Local News

September 14, 2012

Local citizens give to make up for stolen donations

Carol Mays said when she was younger, a girl from her church was diagnosed with a brain tumor.

“She passed away when she was 6,” Mays said. “On her final Christmas, she asked her uncle, who owned a funeral home, for a coffin. That has stuck with me my entire life and ever since then I’ve been doing anything I can to help children who are ill, including raising money at the restaurant.”

That restaurant is the Chili’s on College Drive in Dalton. On Tuesday a five-gallon jug filled with $300 in donations for St. Jude Children’s Hospital vanished from the restaurant.

General Manager Franco Gunnell credits Mays, who organizes local donations for the charity, for getting the word out about the missing donations. He said it was Mays’ phone calls and word-of-mouth that started a chain reaction of support. Mays said she felt compelled to get the money back because helping sick children is close to her heart.

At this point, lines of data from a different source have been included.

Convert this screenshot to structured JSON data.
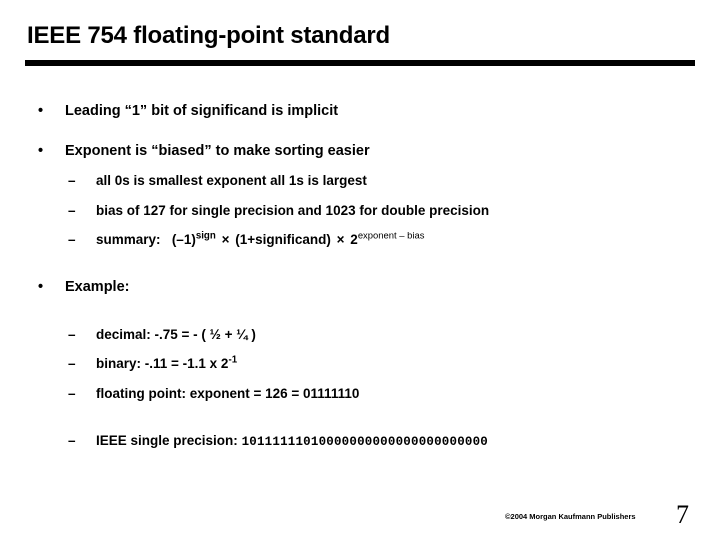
{
  "slide": {
    "title": "IEEE 754 floating-point standard",
    "bullets": [
      {
        "marker": "•",
        "text": "Leading “1” bit of significand is implicit"
      },
      {
        "marker": "•",
        "text": "Exponent is “biased” to make sorting easier"
      }
    ],
    "exponent_subbullets": [
      {
        "marker": "–",
        "text": "all 0s is smallest exponent all 1s is largest"
      },
      {
        "marker": "–",
        "text": "bias of 127 for single precision and 1023 for double precision"
      }
    ],
    "summary": {
      "marker": "–",
      "label": "summary:",
      "sign_base": "(–1)",
      "sign_exp": "sign",
      "times1": "×",
      "significand": "(1+significand)",
      "times2": "×",
      "two": "2",
      "two_exp": "exponent – bias"
    },
    "example": {
      "marker": "•",
      "label": "Example:",
      "lines": [
        {
          "marker": "–",
          "text": "decimal:  -.75 = - ( ½ + ¼ )"
        },
        {
          "marker": "–",
          "text_prefix": "binary:  -.11 = -1.1 x 2",
          "exponent": "-1"
        },
        {
          "marker": "–",
          "text": "floating point:  exponent = 126 = 01111110"
        }
      ],
      "ieee_line": {
        "marker": "–",
        "label": "IEEE single precision:",
        "bits": "10111111010000000000000000000000"
      }
    }
  },
  "footer": {
    "credit": "©2004 Morgan Kaufmann Publishers",
    "page_number": "7"
  }
}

Gunnell said members of the community have responded with even more donations, almost six times as much as the original amount, totaling $1,694.

“The Dalton community has turned a bad thing into a great thing,” said Gunnell. “The outpouring is very much appreciated. People didn’t have to do anything, but they did and we’ll remember that. We’re not going to take this for granted. If there’s a way that we can say thank you, let us know.”

Mays said word of the stolen donations spreading so fast, as well as the sudden local reaction, has been “unreal.”

“Dalton did what Dalton always does and it is just amazing to me,” she said. “I know how hard things are in our community right now, it’s hard to just live our day-to-day lives, but I want to tell everyone how thankful I am. You have helped us. You have helped in saving children.”

The local donations will be added to Chili’s Create-A-Pepper to Fight Childhood Cancer campaign, which is eight years into a 10-year effort to raise $50 million for St. Jude. The campaign takes place each September during Childhood Cancer Awareness Month. The nationwide campaign has raised $777,617 so far this year, the company’s website said. Those donations will be given to St. Jude on Sept. 24.